Just two days after the disclosure of a string of serious vulnerabilities in Ruby on Rails, researchers have released proof-of-concept exploit code for a couple of the flaws and the team at Metasploit have released a module for the penetration testing framework that exploit one of the bugs, as well.
The CVE-2013-0156 vulnerabilities in Ruby on Rails enable an attacker to take a variety of unwanted actions on vulnerable applications, including executing arbitrary code, accessing data on a backend database and bypassing the authentication system. Researchers have warned about the seriousness of these bugs and recommended that users update their installations immediately.
And that was before the exploit code and Metasploit module were published. Now, the urgency to move to a fixed version of Ruby on Rails has ratcheted up a few notches.
Adam O’Donnell of Sourcefire said in an analysis of the vulnerabilities that the most serious bug could be used for a fast-moving worm, but that isn’t even the most troubling scenario.

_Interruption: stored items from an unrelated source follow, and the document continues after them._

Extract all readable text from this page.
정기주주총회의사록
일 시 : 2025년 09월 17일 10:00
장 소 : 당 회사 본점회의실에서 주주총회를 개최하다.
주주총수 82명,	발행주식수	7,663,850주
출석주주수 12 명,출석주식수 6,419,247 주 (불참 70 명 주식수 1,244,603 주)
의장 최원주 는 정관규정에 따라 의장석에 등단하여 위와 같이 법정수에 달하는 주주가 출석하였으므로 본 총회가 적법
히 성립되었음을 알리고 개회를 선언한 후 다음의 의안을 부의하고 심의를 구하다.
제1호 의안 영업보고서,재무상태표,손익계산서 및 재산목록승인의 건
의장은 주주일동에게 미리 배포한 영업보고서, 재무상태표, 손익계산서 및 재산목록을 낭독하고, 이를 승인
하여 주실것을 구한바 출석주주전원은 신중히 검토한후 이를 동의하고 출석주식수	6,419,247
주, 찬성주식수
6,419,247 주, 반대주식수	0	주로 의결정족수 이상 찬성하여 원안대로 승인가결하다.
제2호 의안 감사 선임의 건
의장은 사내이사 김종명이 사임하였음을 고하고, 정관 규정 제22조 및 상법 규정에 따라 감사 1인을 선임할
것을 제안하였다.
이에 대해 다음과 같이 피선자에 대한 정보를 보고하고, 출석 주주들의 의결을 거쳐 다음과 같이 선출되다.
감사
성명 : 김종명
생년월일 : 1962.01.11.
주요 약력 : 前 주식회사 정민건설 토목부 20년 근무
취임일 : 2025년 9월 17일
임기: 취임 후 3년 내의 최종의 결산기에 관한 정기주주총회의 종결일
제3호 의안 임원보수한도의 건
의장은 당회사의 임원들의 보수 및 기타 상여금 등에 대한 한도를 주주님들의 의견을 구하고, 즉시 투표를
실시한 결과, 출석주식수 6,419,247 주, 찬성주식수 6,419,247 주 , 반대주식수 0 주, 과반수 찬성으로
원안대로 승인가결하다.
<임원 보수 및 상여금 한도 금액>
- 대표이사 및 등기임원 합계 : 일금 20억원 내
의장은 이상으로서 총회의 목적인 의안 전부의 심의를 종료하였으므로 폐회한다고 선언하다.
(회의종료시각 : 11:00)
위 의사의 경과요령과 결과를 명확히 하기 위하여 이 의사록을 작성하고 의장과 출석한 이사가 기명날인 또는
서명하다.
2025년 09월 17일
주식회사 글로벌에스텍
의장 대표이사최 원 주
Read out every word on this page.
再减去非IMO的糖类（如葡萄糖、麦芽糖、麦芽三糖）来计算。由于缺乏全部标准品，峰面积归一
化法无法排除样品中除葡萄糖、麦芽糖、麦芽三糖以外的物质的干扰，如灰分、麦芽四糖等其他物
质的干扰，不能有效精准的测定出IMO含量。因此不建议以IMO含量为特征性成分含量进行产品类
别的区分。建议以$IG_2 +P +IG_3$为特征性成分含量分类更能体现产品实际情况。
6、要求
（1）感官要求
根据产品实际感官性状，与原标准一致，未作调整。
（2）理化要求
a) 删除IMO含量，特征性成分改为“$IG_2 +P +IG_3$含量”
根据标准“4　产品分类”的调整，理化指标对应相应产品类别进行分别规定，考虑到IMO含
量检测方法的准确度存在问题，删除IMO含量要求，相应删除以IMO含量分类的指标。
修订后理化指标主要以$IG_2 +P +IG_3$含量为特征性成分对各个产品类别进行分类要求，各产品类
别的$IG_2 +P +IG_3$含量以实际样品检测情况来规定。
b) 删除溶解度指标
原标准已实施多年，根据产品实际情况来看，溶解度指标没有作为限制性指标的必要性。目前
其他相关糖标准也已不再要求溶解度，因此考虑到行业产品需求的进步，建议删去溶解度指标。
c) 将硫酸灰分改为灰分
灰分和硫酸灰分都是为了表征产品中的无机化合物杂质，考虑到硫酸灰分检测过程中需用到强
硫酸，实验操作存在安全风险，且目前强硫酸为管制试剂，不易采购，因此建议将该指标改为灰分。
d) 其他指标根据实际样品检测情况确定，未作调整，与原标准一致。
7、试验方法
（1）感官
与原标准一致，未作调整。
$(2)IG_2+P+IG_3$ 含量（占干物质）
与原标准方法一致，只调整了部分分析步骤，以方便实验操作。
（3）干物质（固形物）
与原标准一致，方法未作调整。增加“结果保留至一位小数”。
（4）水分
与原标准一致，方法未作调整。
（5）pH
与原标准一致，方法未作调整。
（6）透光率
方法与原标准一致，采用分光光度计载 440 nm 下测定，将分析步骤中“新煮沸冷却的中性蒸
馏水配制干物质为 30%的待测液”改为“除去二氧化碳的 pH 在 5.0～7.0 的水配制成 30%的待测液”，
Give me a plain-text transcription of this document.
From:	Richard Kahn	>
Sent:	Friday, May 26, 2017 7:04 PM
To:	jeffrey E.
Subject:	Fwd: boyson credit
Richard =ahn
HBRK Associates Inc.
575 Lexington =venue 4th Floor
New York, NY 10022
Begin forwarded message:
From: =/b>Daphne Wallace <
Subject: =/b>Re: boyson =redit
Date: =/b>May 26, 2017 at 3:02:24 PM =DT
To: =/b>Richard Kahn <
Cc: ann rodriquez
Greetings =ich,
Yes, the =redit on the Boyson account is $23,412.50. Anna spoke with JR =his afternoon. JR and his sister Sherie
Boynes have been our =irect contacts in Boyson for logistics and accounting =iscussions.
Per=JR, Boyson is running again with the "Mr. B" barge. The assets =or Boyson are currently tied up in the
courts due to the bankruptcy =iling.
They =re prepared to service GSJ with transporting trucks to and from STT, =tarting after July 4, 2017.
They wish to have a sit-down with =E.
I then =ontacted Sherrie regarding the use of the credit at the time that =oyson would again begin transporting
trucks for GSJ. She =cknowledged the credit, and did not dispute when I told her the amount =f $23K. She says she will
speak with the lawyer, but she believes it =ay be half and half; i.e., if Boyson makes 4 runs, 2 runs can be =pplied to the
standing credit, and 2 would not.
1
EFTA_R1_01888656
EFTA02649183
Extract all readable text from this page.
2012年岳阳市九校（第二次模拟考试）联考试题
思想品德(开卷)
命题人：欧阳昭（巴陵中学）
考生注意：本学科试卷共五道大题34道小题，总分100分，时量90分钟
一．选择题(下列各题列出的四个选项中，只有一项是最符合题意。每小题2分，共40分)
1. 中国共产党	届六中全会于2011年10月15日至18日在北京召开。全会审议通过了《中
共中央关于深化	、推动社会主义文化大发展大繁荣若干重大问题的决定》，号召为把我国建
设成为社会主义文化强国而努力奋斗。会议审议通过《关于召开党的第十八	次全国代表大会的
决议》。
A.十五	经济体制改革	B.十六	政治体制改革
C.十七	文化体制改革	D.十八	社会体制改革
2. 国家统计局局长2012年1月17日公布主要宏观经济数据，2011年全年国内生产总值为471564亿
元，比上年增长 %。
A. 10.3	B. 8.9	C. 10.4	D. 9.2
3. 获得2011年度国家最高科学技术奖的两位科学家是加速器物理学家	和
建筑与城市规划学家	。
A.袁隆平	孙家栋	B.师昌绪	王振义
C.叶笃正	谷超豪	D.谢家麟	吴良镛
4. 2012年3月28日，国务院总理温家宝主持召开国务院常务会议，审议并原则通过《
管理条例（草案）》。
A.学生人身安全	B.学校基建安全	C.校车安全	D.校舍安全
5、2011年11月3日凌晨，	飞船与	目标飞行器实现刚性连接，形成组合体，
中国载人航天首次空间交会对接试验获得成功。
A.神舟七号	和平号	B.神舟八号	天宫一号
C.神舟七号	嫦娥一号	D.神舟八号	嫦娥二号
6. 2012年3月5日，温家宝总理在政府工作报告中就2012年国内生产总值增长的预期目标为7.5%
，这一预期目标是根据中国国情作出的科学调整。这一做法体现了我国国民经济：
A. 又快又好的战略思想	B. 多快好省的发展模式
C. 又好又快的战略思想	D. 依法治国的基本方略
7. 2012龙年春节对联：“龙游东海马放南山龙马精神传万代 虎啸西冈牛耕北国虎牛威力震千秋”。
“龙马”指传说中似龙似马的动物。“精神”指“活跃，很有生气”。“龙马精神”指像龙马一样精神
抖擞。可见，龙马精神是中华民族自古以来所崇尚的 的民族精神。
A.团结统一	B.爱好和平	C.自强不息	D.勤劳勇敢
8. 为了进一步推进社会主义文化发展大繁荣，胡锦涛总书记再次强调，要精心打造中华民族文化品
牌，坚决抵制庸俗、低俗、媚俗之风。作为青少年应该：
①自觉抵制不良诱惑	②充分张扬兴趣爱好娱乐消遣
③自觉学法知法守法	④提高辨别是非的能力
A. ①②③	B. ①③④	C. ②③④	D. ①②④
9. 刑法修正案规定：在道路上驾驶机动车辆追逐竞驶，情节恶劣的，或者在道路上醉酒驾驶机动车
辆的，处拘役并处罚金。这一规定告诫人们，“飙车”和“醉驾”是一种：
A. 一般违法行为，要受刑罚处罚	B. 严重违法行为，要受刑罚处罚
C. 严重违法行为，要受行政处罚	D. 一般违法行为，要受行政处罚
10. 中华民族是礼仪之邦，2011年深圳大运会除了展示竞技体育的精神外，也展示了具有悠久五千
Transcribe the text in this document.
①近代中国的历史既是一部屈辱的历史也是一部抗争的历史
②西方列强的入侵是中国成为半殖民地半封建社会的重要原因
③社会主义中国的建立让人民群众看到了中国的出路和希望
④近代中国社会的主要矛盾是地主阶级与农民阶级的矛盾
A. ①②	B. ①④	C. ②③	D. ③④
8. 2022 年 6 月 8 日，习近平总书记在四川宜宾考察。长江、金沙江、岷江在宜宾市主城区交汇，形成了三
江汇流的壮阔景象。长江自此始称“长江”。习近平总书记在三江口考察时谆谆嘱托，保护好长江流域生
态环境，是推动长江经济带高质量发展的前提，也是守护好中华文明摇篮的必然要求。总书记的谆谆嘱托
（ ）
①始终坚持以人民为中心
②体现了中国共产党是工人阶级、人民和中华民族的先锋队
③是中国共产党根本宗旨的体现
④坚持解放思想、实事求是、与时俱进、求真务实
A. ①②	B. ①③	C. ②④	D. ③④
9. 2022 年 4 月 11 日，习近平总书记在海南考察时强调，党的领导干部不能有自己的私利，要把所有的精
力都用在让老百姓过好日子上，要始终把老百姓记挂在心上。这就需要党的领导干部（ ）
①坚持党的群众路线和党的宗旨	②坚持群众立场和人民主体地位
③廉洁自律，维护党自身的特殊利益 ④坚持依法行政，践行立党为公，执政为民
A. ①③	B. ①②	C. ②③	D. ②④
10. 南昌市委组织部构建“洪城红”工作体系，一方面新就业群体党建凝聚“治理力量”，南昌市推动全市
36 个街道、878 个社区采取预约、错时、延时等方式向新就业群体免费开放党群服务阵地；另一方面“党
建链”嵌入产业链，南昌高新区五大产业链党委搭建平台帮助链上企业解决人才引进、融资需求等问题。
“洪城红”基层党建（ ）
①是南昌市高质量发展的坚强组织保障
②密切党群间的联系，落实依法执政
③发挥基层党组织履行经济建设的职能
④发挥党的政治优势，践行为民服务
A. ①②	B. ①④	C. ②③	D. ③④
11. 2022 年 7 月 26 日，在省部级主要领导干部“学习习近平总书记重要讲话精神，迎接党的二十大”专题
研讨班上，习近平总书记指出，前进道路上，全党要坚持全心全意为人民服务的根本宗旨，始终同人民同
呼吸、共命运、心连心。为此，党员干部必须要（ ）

“It is my opinion that we have to consider that a worm is not the most serious threat we could face. The worst case situation is that attackers use the vulnerability to silently compromise massive numbers of vulnerable websites, grab everything from the database, and install persistent backdoors in the infrastructure of every organization running the vulnerable code. They could also silently post a client-side exploit that targets people who come to that site, commonly known as a Watering Hole attack. A worm would likely force everyone to fix their infrastructure immediately, while silent exploitation may not be as motivating,” O’Donnell said.
Ruby on Rails is a hugely popular Web application framework but it has not been in the security spotlight much in recent years. While software such as Java and Flash have taken turns as attackers’ favorite playthings, and the ASP.NET framework has had its problems as well, but Ruby on Rails has been mostly below the waterline. No longer.
As O’Donnell points out, the threat from attacks on this vulnerability is real and isn’t going away anytime soon.
“If you are running Rails code, stop what you are doing and upgrade your Rails environment right now. If you are managing people who are writing Rails code, get them to upgrade their environment immediately. If you are a web hoster that has a significant number of people running Rails code, contact your customers and get them to upgrade,” O’Donnell said.
The Metasploit module released on Wednesday works against versions 2.x and 3.x.